17/07/2020 – Resolução STF nº 693 – Institui Regulamenta o processo judicial eletrônico no âmbito do Supremo Tribunal de Justiça.
Vale destacar ainda, o Art. 441 do Código Civil, que reitera sobre a validade dos documentos eletrônicos, com a seguinte redação: “Serão admitidos documentos eletrônicos produzidos e conservados com a observância da legislação específica”.
Lei do Processo Eletrônico (Lei nº 11.419/2006): o uso de documentos eletrônicos passou a ser aceito pelo Poder Judiciário, quando assinados digitalmente. A Lei representa a manifestação favorável ao uso do documento eletrônico, pela própria Justiça, acolhendo-os em todos os seus efeitos jurídicos e legais. Sendo realizado então, o desenvolvimento do Processo Judicial Eletrônico (PJE), que gradualmente vem substituindo os processos físicos nos tribunais brasileiros, já sendo uma realidade quase que integralmente na Justiça do Trabalho.
Decreto Federal nº 10.278/2020: estabelece a técnica e os requisitos para a digitalização de documentos públicos ou privados, a fim de que os documentos digitalizados produzam os mesmos efeitos legais dos documentos originais.
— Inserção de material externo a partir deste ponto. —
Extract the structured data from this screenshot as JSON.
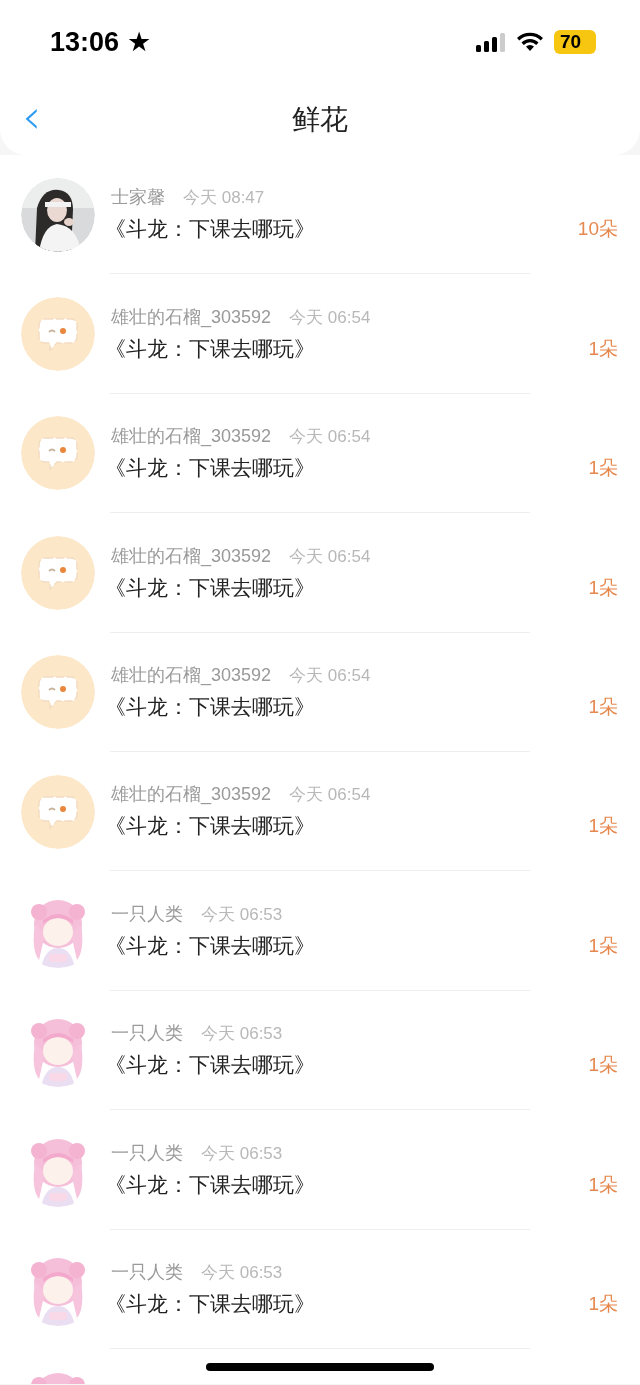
{
  "status_bar": {
    "time": "13:06",
    "star": "★",
    "battery": "70"
  },
  "nav": {
    "back": "‹",
    "title": "鲜花"
  },
  "rows": [
    {
      "name": "士家馨",
      "time": "今天 08:47",
      "title": "《斗龙：下课去哪玩》",
      "count": "10朵"
    },
    {
      "avatar": {
        "kind": "default"
      },
      "name": "雄壮的石榴_303592",
      "time": "今天 06:54",
      "title": "《斗龙：下课去哪玩》",
      "count": "1朵"
    },
    {
      "avatar": {
        "kind": "default"
      },
      "name": "雄壮的石榴_303592",
      "time": "今天 06:54",
      "title": "《斗龙：下课去哪玩》",
      "count": "1朵"
    },
    {
      "avatar": {
        "kind": "default"
      },
      "name": "雄壮的石榴_303592",
      "time": "今天 06:54",
      "title": "《斗龙：下课去哪玩》",
      "count": "1朵"
    },
    {
      "avatar": {
        "kind": "default"
      },
      "name": "雄壮的石榴_303592",
      "time": "今天 06:54",
      "title": "《斗龙：下课去哪玩》",
      "count": "1朵"
    },
    {
      "avatar": {
        "kind": "default"
      },
      "name": "雄壮的石榴_303592",
      "time": "今天 06:54",
      "title": "《斗龙：下课去哪玩》",
      "count": "1朵"
    },
    {
      "avatar": {
        "kind": "anime"
      },
      "name": "一只人类",
      "time": "今天 06:53",
      "title": "《斗龙：下课去哪玩》",
      "count": "1朵"
    },
    {
      "avatar": {
        "kind": "anime"
      },
      "name": "一只人类",
      "time": "今天 06:53",
      "title": "《斗龙：下课去哪玩》",
      "count": "1朵"
    },
    {
      "avatar": {
        "kind": "anime"
      },
      "name": "一只人类",
      "time": "今天 06:53",
      "title": "《斗龙：下课去哪玩》",
      "count": "1朵"
    },
    {
      "avatar": {
        "kind": "anime"
      },
      "name": "一只人类",
      "time": "今天 06:53",
      "title": "《斗龙：下课去哪玩》",
      "count": "1朵"
    },
    {
      "avatar": {
        "kind": "anime"
      }
    }
  ]
}
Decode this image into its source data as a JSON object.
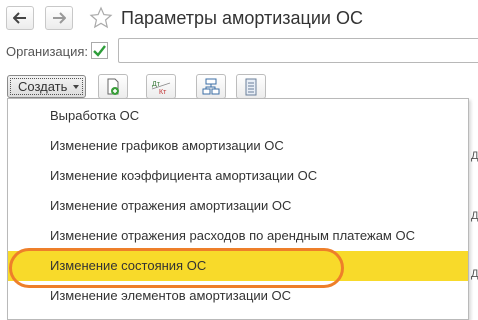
{
  "header": {
    "title": "Параметры амортизации ОС"
  },
  "filter": {
    "organization_label": "Организация:",
    "organization_checked": true,
    "organization_value": ""
  },
  "toolbar": {
    "create_label": "Создать",
    "dtkt_top": "Дт",
    "dtkt_bottom": "Кт"
  },
  "menu": {
    "items": [
      {
        "label": "Выработка ОС"
      },
      {
        "label": "Изменение графиков амортизации ОС"
      },
      {
        "label": "Изменение коэффициента амортизации ОС"
      },
      {
        "label": "Изменение отражения амортизации ОС"
      },
      {
        "label": "Изменение отражения расходов по арендным платежам ОС"
      },
      {
        "label": "Изменение состояния ОС",
        "selected": true
      },
      {
        "label": "Изменение элементов амортизации ОС"
      }
    ]
  },
  "colors": {
    "selected_item": "#f8da2a",
    "highlight_oval": "#ee7f2a",
    "check_green": "#2e9d3a"
  },
  "icons": [
    "back-arrow-icon",
    "forward-arrow-icon",
    "star-icon",
    "checkmark-icon",
    "add-document-icon",
    "dt-kt-icon",
    "structure-icon",
    "list-icon",
    "dropdown-arrow-icon"
  ]
}
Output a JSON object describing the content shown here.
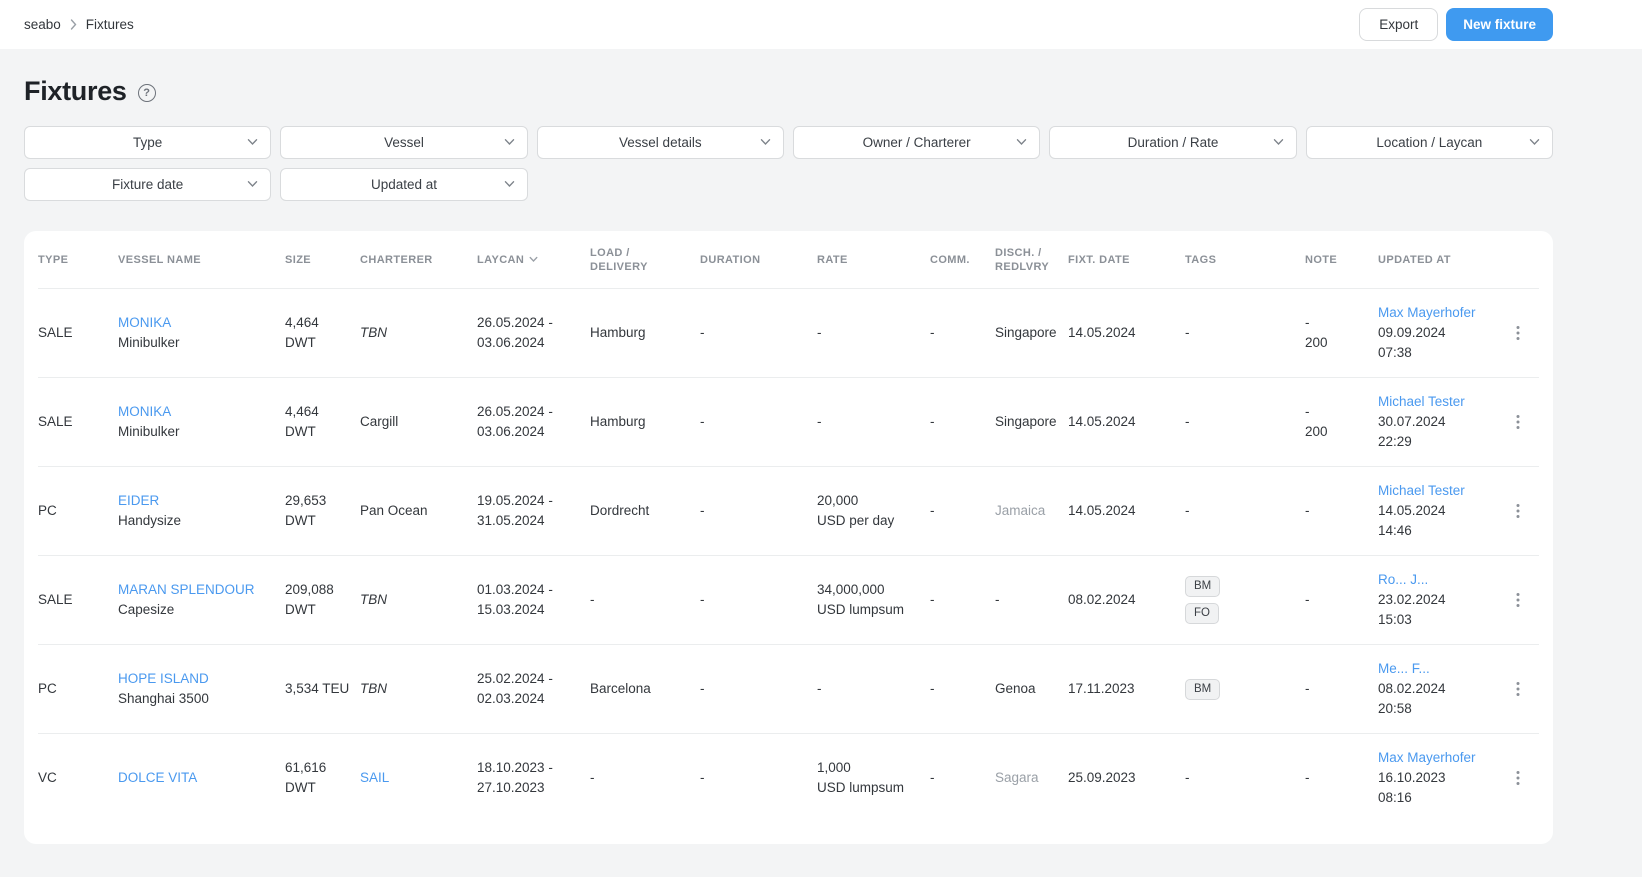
{
  "topbar": {
    "breadcrumb": {
      "root": "seabo",
      "current": "Fixtures"
    },
    "export_label": "Export",
    "new_fixture_label": "New fixture"
  },
  "page": {
    "title": "Fixtures"
  },
  "icons": {
    "help_glyph": "?"
  },
  "filters": {
    "row1": [
      "Type",
      "Vessel",
      "Vessel details",
      "Owner / Charterer",
      "Duration / Rate",
      "Location / Laycan"
    ],
    "row2": [
      "Fixture date",
      "Updated at"
    ]
  },
  "table": {
    "columns": [
      "TYPE",
      "VESSEL NAME",
      "SIZE",
      "CHARTERER",
      "LAYCAN",
      "LOAD / DELIVERY",
      "DURATION",
      "RATE",
      "COMM.",
      "DISCH. / REDLVRY",
      "FIXT. DATE",
      "TAGS",
      "NOTE",
      "UPDATED AT"
    ],
    "rows": [
      {
        "type": "SALE",
        "vessel": {
          "name": "MONIKA",
          "subtitle": "Minibulker"
        },
        "size_lines": [
          "4,464 DWT"
        ],
        "charterer": {
          "text": "TBN",
          "style": "tbn"
        },
        "laycan_lines": [
          "26.05.2024 -",
          "03.06.2024"
        ],
        "load": "Hamburg",
        "duration": "-",
        "rate_lines": [
          "-"
        ],
        "comm": "-",
        "disch": {
          "text": "Singapore",
          "muted": false
        },
        "fixture_date": "14.05.2024",
        "tags": [],
        "note_lines": [
          "-",
          "200"
        ],
        "updated": {
          "user": "Max Mayerhofer",
          "date": "09.09.2024",
          "time": "07:38"
        }
      },
      {
        "type": "SALE",
        "vessel": {
          "name": "MONIKA",
          "subtitle": "Minibulker"
        },
        "size_lines": [
          "4,464 DWT"
        ],
        "charterer": {
          "text": "Cargill",
          "style": "normal"
        },
        "laycan_lines": [
          "26.05.2024 -",
          "03.06.2024"
        ],
        "load": "Hamburg",
        "duration": "-",
        "rate_lines": [
          "-"
        ],
        "comm": "-",
        "disch": {
          "text": "Singapore",
          "muted": false
        },
        "fixture_date": "14.05.2024",
        "tags": [],
        "note_lines": [
          "-",
          "200"
        ],
        "updated": {
          "user": "Michael Tester",
          "date": "30.07.2024",
          "time": "22:29"
        }
      },
      {
        "type": "PC",
        "vessel": {
          "name": "EIDER",
          "subtitle": "Handysize"
        },
        "size_lines": [
          "29,653",
          "DWT"
        ],
        "charterer": {
          "text": "Pan Ocean",
          "style": "normal"
        },
        "laycan_lines": [
          "19.05.2024 -",
          "31.05.2024"
        ],
        "load": "Dordrecht",
        "duration": "-",
        "rate_lines": [
          "20,000",
          "USD per day"
        ],
        "comm": "-",
        "disch": {
          "text": "Jamaica",
          "muted": true
        },
        "fixture_date": "14.05.2024",
        "tags": [],
        "note_lines": [
          "-"
        ],
        "updated": {
          "user": "Michael Tester",
          "date": "14.05.2024",
          "time": "14:46"
        }
      },
      {
        "type": "SALE",
        "vessel": {
          "name": "MARAN SPLENDOUR",
          "subtitle": "Capesize"
        },
        "size_lines": [
          "209,088",
          "DWT"
        ],
        "charterer": {
          "text": "TBN",
          "style": "tbn"
        },
        "laycan_lines": [
          "01.03.2024 -",
          "15.03.2024"
        ],
        "load": "-",
        "duration": "-",
        "rate_lines": [
          "34,000,000",
          "USD lumpsum"
        ],
        "comm": "-",
        "disch": {
          "text": "-",
          "muted": false
        },
        "fixture_date": "08.02.2024",
        "tags": [
          "BM",
          "FO"
        ],
        "note_lines": [
          "-"
        ],
        "updated": {
          "user": "Ro... J...",
          "date": "23.02.2024",
          "time": "15:03"
        }
      },
      {
        "type": "PC",
        "vessel": {
          "name": "HOPE ISLAND",
          "subtitle": "Shanghai 3500"
        },
        "size_lines": [
          "3,534 TEU"
        ],
        "charterer": {
          "text": "TBN",
          "style": "tbn"
        },
        "laycan_lines": [
          "25.02.2024 -",
          "02.03.2024"
        ],
        "load": "Barcelona",
        "duration": "-",
        "rate_lines": [
          "-"
        ],
        "comm": "-",
        "disch": {
          "text": "Genoa",
          "muted": false
        },
        "fixture_date": "17.11.2023",
        "tags": [
          "BM"
        ],
        "note_lines": [
          "-"
        ],
        "updated": {
          "user": "Me... F...",
          "date": "08.02.2024",
          "time": "20:58"
        }
      },
      {
        "type": "VC",
        "vessel": {
          "name": "DOLCE VITA",
          "subtitle": ""
        },
        "size_lines": [
          "61,616",
          "DWT"
        ],
        "charterer": {
          "text": "SAIL",
          "style": "link"
        },
        "laycan_lines": [
          "18.10.2023 -",
          "27.10.2023"
        ],
        "load": "-",
        "duration": "-",
        "rate_lines": [
          "1,000",
          "USD lumpsum"
        ],
        "comm": "-",
        "disch": {
          "text": "Sagara",
          "muted": true
        },
        "fixture_date": "25.09.2023",
        "tags": [],
        "note_lines": [
          "-"
        ],
        "updated": {
          "user": "Max Mayerhofer",
          "date": "16.10.2023",
          "time": "08:16"
        }
      }
    ]
  },
  "colors": {
    "accent": "#3f9af0",
    "link": "#4a99ef",
    "muted_text": "#9aa0a7",
    "page_bg": "#f3f4f5"
  }
}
O documento digitalizado se equipara ao documento físico para todos os efeitos legais, e para a comprovação de qualquer ato que envolva relações entre particulares, qualquer meio de comprovação da autoria, da integridade e, se necessário, da confidencialidade de documentos digitalizados será válido, desde que escolhido de comum acordo pelas partes ou aceito pela pessoa a quem for oposto o documento.
Sendo que, na hipótese de não ter havido acordo prévio entre as partes, aplicam-se às exigências especificadas previstas no Art. 5º do Decreto: (i) ser assinado digitalmente com certificação digital no padrão da Infraestrutura de Chaves Públicas Brasileira (ICP-Brasil), de modo a garantir a autoria da digitalização e a integridade do documento e de seus metadados; (ii) seguir os padrões técnicos mínimos previstos; e (iii) conter, no mínimo, os metadados especificados.
Ademais, o processo de digitalização poderá ser realizado pelo possuidor do documento físico ou por terceiros, sendo que cabe ao possuidor a responsabilidade perante terceiros pela conformidade do processo de digitalização ao disposto no Art. 8º do Decreto.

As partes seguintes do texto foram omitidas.